Mit zwei selbstfahrenden Bussen will die PostAuto Schweiz AG, Bern, in den kommenden beiden Jahren in der schweizerischen Stadt Sitten (franz.: Sion) Passagiere befördern. Der Pilotversuch ist Teil des Mobilitätslabors "Mobility Lab Sion-Valais" der Konzernmutter Post CH AG, Bern. Gemeinsam mit weiteren Partnern wie der Stadt Sitten, dem Kanton Wallis sowie der Eidgenössischen Technischen Hochschule (ETH) Lausanne soll PostAuto nach eigenen Angaben herausfinden, ob und wie autonome Shuttles neue Mobilitätsformen in Gebieten ermöglichen, die derzeit vom öffentlichen Verkehr nicht bedient werden. Es sei aber nicht das Ziel, auf den bestehenden Linien Busse durch autonome Fahrzeuge zu ersetzen, betont der Mobilitäts- und Technologiedienstleister der Schweizerischen Post.

20 Kilometer pro Stunde

Bei dem Test sollen demnach zwei Fahrzeuge des französischen Unternehmens Navya mit Sitz in Paris und Lyon (Villeurbanne) zum Einsatz kommen. Sie werden zu 100 Prozent elektrisch angetrieben, teilt PostAuto mit. Die Shuttles können der Posttochter zufolge bis zu neun Personen bei maximal 20 Kilometern pro Stunde befördern. Speziell ausgebildete Personen sollen sie begleiten, sie sollen aber vollautomatisiert verkehren und weder über ein Lenkrad noch über Brems- und Gaspedale verfügen, heißt es aus Bern. Im Bedarfsfall stehe ein Notfallknopf zur Verfügung, um das Fahrzeug anzuhalten. Dank Sensoren sollen die Fahrzeuge tagsüber wie auch nachts auf den Zentimeter genau fahren und sämtliche Hindernisse und Signalisierungen auf der Straße erkennen können. Ein Programm des Schweizer Unternehmens BestMile Sàrl, Lausanne, überwache und steuere die beiden autonomen Fahrzeuge.

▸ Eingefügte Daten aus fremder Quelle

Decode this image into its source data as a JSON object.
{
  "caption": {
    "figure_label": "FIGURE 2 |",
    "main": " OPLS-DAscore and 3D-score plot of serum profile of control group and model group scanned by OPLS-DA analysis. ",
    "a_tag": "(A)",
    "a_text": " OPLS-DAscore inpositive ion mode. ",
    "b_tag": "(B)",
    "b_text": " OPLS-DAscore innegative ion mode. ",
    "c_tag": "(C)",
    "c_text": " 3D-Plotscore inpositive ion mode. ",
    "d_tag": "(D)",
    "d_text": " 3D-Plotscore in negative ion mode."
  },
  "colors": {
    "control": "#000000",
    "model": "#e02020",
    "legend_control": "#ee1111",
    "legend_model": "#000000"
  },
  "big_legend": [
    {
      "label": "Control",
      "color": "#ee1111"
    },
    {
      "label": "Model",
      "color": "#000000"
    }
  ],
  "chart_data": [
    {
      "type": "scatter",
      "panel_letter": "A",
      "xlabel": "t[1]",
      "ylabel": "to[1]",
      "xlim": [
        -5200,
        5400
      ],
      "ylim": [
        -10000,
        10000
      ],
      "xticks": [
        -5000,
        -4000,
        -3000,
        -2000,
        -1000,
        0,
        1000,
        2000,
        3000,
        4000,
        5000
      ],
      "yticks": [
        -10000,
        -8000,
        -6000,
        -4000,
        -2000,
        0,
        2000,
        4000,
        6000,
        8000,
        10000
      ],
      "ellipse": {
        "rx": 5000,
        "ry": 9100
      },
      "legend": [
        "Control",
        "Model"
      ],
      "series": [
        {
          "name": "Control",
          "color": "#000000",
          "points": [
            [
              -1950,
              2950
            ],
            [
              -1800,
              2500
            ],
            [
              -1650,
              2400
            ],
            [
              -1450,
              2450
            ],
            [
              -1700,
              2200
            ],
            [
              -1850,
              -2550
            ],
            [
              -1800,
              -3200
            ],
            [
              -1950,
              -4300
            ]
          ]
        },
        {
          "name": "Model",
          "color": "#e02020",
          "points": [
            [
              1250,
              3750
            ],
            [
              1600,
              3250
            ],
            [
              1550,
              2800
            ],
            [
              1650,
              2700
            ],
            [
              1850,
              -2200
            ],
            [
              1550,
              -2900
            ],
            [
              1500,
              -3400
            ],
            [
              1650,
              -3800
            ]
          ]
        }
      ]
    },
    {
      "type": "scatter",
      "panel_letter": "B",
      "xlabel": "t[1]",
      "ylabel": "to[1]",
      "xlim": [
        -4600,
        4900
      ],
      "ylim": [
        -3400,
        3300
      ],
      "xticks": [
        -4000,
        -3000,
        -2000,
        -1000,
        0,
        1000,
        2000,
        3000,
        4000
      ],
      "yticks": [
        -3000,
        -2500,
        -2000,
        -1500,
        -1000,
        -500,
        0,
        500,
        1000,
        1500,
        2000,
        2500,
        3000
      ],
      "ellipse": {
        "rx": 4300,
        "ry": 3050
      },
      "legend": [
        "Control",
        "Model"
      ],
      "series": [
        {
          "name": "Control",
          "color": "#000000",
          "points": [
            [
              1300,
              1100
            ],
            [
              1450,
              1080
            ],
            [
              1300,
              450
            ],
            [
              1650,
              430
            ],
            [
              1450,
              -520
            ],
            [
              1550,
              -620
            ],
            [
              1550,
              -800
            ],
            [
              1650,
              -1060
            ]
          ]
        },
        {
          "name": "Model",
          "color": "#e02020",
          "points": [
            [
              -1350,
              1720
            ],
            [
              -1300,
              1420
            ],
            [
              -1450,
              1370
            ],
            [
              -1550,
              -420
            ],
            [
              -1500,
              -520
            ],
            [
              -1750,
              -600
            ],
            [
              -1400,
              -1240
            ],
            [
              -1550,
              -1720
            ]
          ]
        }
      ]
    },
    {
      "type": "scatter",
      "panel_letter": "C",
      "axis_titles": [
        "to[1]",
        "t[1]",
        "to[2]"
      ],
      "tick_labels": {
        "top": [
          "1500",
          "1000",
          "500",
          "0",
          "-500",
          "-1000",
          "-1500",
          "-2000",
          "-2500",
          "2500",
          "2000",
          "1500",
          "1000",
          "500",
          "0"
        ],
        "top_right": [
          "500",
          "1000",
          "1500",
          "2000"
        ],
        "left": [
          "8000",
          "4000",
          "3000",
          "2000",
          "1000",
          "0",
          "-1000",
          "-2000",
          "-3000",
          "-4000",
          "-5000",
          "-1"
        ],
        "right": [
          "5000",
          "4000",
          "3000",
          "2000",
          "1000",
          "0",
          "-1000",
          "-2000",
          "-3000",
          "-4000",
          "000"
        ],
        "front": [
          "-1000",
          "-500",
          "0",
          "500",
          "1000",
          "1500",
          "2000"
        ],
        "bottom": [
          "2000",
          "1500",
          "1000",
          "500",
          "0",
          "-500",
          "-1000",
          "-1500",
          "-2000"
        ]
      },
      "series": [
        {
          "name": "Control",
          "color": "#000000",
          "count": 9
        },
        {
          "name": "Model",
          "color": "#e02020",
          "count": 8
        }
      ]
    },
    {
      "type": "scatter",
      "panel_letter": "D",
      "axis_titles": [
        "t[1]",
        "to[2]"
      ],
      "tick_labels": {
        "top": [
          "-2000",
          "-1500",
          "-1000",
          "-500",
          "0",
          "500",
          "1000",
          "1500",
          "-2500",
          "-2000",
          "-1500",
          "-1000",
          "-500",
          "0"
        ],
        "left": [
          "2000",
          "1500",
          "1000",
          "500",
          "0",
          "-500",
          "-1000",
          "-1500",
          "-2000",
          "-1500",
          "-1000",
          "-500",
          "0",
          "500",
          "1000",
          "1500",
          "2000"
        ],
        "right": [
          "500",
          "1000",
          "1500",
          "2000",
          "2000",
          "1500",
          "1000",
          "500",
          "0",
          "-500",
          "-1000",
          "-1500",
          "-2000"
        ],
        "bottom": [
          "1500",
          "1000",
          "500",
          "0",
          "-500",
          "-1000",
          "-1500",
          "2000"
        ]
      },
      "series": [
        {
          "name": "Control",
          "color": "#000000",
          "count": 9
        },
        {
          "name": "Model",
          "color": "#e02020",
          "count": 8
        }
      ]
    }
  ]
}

Erste Testphase ohne Passagiere

Die Einführung der 4,80 Meter langen und rund zwei Meter breiten Shuttle-Fahrzeuge soll in zwei Phasen stattfinden. In der ersten Phase von Dezember 2015 bis Frühling 2016 sollen sie auf einem abgesperrten Privatareal ohne Passagiere getestet werden. Bewilligen die zuständigen Behörden den Pilotversuch, sollen die autonomen Shuttles in der zweiten Phase auch Personen durch die Straßen des Walliser Hauptorts befördern. Dafür ist ein Gebiet vorgesehen, das die Fußgängerzone sowie die Begegnungszone der Altstadt von Sitten und das touristische Zentrum der Stadt umfasst, sowie zu den Schlössern Tourbillon und Valère führt, so PostAuto.

Immer leistungsfähigere Flottenmanagementprogramme

Auf Basis der Projektergebnisse soll die ETH Lausanne demnach Algorithmen erarbeiten, die in das Flottenmanagementsystem von BestMile einfließen sollen. Ziel sei es, den Betrieb in Echtzeit durchzuführen und flexible Fahrpläne, Ruflinien oder Haus-zu-Haus-Dienste zu entwickeln.